Since its 1975 publication in the Journal of Psychiatric Research, the Mini-Mental State Exam (MMSE) has become a staple of dementia screening. The simple test, which requires no special equipment, provides a cursory assessment for cognitive impairment, testing for things like orientation to time and place and the ability to follow complex instructions. The MMSE is widely popular, both in the U.S and abroad, having been translated into ten languages since its initial publication in English.
Over time, other screening tests have been added to the clinician’s toolbox to evaluate the possibility of dementia under a variety of circumstances. They provide valuable insight for diagnosing and following the course of dementia.
However, these tests’ utility and popularity don’t mean they are without issues. It has been suggested,and in some cases confirmed, that factors such as patient age, education level, sensory impairment, and race may affect the results of these assessments.

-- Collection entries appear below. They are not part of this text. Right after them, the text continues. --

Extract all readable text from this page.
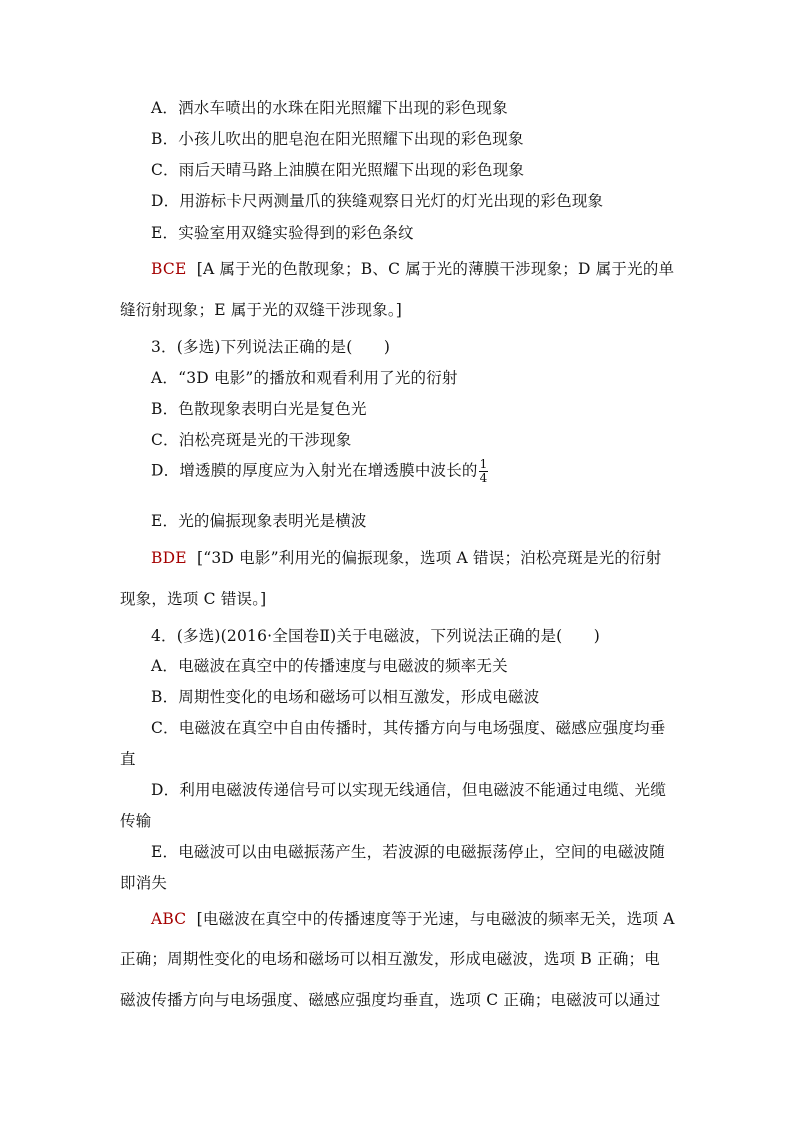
A．洒水车喷出的水珠在阳光照耀下出现的彩色现象
B．小孩儿吹出的肥皂泡在阳光照耀下出现的彩色现象
C．雨后天晴马路上油膜在阳光照耀下出现的彩色现象
D．用游标卡尺两测量爪的狭缝观察日光灯的灯光出现的彩色现象
E．实验室用双缝实验得到的彩色条纹
BCE [A 属于光的色散现象；B、C 属于光的薄膜干涉现象；D 属于光的单
缝衍射现象；E 属于光的双缝干涉现象。]
3．(多选)下列说法正确的是(　　)
A．“3D 电影”的播放和观看利用了光的衍射
B．色散现象表明白光是复色光
C．泊松亮斑是光的干涉现象
D．增透膜的厚度应为入射光在增透膜中波长的 $\frac{1}{4}$
E．光的偏振现象表明光是横波
BDE [“3D 电影”利用光的偏振现象，选项 A 错误；泊松亮斑是光的衍射
现象，选项 C 错误。]
4．(多选)(2016·全国卷Ⅱ)关于电磁波，下列说法正确的是(　　)
A．电磁波在真空中的传播速度与电磁波的频率无关
B．周期性变化的电场和磁场可以相互激发，形成电磁波
C．电磁波在真空中自由传播时，其传播方向与电场强度、磁感应强度均垂
直
D．利用电磁波传递信号可以实现无线通信，但电磁波不能通过电缆、光缆
传输
E．电磁波可以由电磁振荡产生，若波源的电磁振荡停止，空间的电磁波随
即消失
ABC [电磁波在真空中的传播速度等于光速，与电磁波的频率无关，选项 A
正确；周期性变化的电场和磁场可以相互激发，形成电磁波，选项 B 正确；电
磁波传播方向与电场强度、磁感应强度均垂直，选项 C 正确；电磁波可以通过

A recent evaluation of misclassification due to bias was performed and published in Neurology: Clinical Practice in November. Researchers reviewed the MMSE, the Memory Impairment Screen (MIS), and Animal Naming (AN) to look for predictors of misclassification. They assessed misclassification in 824 older adults using diagnostic criteria in DSM-III-R and DSM-IV as the reference standard. Of the subjects, 35 percent had confirmed dementia, and 65 percent did not.
Misclassification on at least one assessment tool occurred in 35 percent of patients, while misclassification on all three occurred in only 1.7 percent of patients. Test-specific results were as follows:
- More years of education predict more false-negatives while fewer years of education predict more false-positives by the MMSE.
- Nursing home resident had fewer false negatives and more false-positives by AN.
Other findings were consistent across the three assessments:
- “Absence of informant-rated poor memory” most consistently predicted false-negatives.
- “Age, nursing home residency and non-Caucasian ethnicity” most consistently predicted false-positives.
Absence of informant-rated poor memory was the only consistent predictor of overall misclassification across all assessments. This emphasizes the contribution a patient’s partner can provide by offering their observations about memory impairment. A patient may state that they have no memory loss, but it can be difficult to tell if this an accurate self-assessment, denial, or simply an inaccurate assessment.
In addition, the testing should be chosen with an eye to its specific biases. AN testing might not be the best choice for a nursing home patient, for example. And regardless of the test used, awareness of the role common biases play should always be considered along with the results.